Cassity B. Gies, associate attorney at Phillips Murrah, is passionate about family law. Her practice focuses on family law including divorce and separation, custody and child support issues. Her experience in immigration, domestic abuse, and employment law provide a comprehensive understanding of collateral matters relating to family law. She graduated summa cum laude from the OCU School of Law in 2019 as a Hatton W. Sumners scholar and represented her graduating class as the William Conger Distinguished Student.

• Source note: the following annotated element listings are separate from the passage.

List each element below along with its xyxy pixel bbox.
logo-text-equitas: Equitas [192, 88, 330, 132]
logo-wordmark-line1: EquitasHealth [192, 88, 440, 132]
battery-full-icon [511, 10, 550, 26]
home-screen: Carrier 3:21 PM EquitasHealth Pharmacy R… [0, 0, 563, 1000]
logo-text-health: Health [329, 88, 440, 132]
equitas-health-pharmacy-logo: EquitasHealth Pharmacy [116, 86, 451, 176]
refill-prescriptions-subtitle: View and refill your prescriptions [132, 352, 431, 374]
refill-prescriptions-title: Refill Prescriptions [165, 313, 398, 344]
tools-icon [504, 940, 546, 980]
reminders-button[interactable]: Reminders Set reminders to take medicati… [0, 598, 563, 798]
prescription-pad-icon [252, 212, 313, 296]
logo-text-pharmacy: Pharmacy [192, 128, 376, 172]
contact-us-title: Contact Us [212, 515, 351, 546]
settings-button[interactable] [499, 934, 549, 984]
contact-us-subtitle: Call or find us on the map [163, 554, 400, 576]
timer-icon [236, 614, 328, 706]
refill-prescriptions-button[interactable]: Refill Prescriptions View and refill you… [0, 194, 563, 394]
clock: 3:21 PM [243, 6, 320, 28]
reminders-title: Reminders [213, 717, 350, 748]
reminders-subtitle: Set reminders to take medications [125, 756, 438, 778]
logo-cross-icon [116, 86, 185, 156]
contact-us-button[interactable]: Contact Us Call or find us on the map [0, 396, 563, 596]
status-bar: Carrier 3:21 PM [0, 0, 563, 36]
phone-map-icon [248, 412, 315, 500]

Sajani “Ann” Zachariah immigrated to the United States in 1984 at 5 years old. She graduated from the OCU School of Law in 2011, joining Mazaheri Law Firm in 2012. She practices family law and immigration law, two areas in which she has personal experience.

 


ENDNOTES

    1. Persons Obtaining Lawful Permanent Resident Status By Type And Major Class Of Admission: Fiscal Year, U.S. Dept. Homeland Sec., 2014 to 2016, www.dhs.gov/immigration-statistics/yearbook/2016/table6, (last visited Sept. 16, 2019).
    2. Joshua A Krisch, “Mapping Americans’ Divorce Risk By State Paints an Unnerving Picture,” Fatherly, (June 7, 2018), www.fatherly. com/health-science/american-divorce-rate-state/.
    3. Id.
    4. I-485, Application to Register Permanent Residence or Adjust Status, U.S. Citizenship & Immigration Serv., www.uscis.gov/i-485, (last visited Sept. 16, 2019).
    5. Affidavit of Support, U.S. Citizenship & Immigration Serv., www.uscis.gov/greencard/affidavit-support (last visited Sept. 16, 2019).
    6. Id.
    7. Id.
    8. 8 U.S.C. §1183(a) (2009).
    9. Form I-864P, 2019 HHS Poverty Guidelines for Affidavit of Support, U.S. Citizenship & Immigration Serv., www.uscis.gov/i-864p (last visited Sept. 17, 2019).
    10. Id.
    11. Memorandum on Enforcing the Legal Responsibilities of Sponsors of Aliens, 2019 Daily Comp. Pres. Doc 201900334 (May 23, 2019).
    12. Poverty Guidelines, U.S. Dep’t Health & Human Serv., aspe.hhs.gov/poverty-guidelines (last visited Sept. 18, 2019).
    13. See Schwartz v. Schwartz, No. 04-CV-00770, 2005 WL 1242171.
    14. Erler v. Erler, 824 F.3d 1173, 1177 (9th Cir. 2016).
    15. Id.
    16. 100 N.E. 3d 937, 944 (Ohio App. 2d Dist.2017).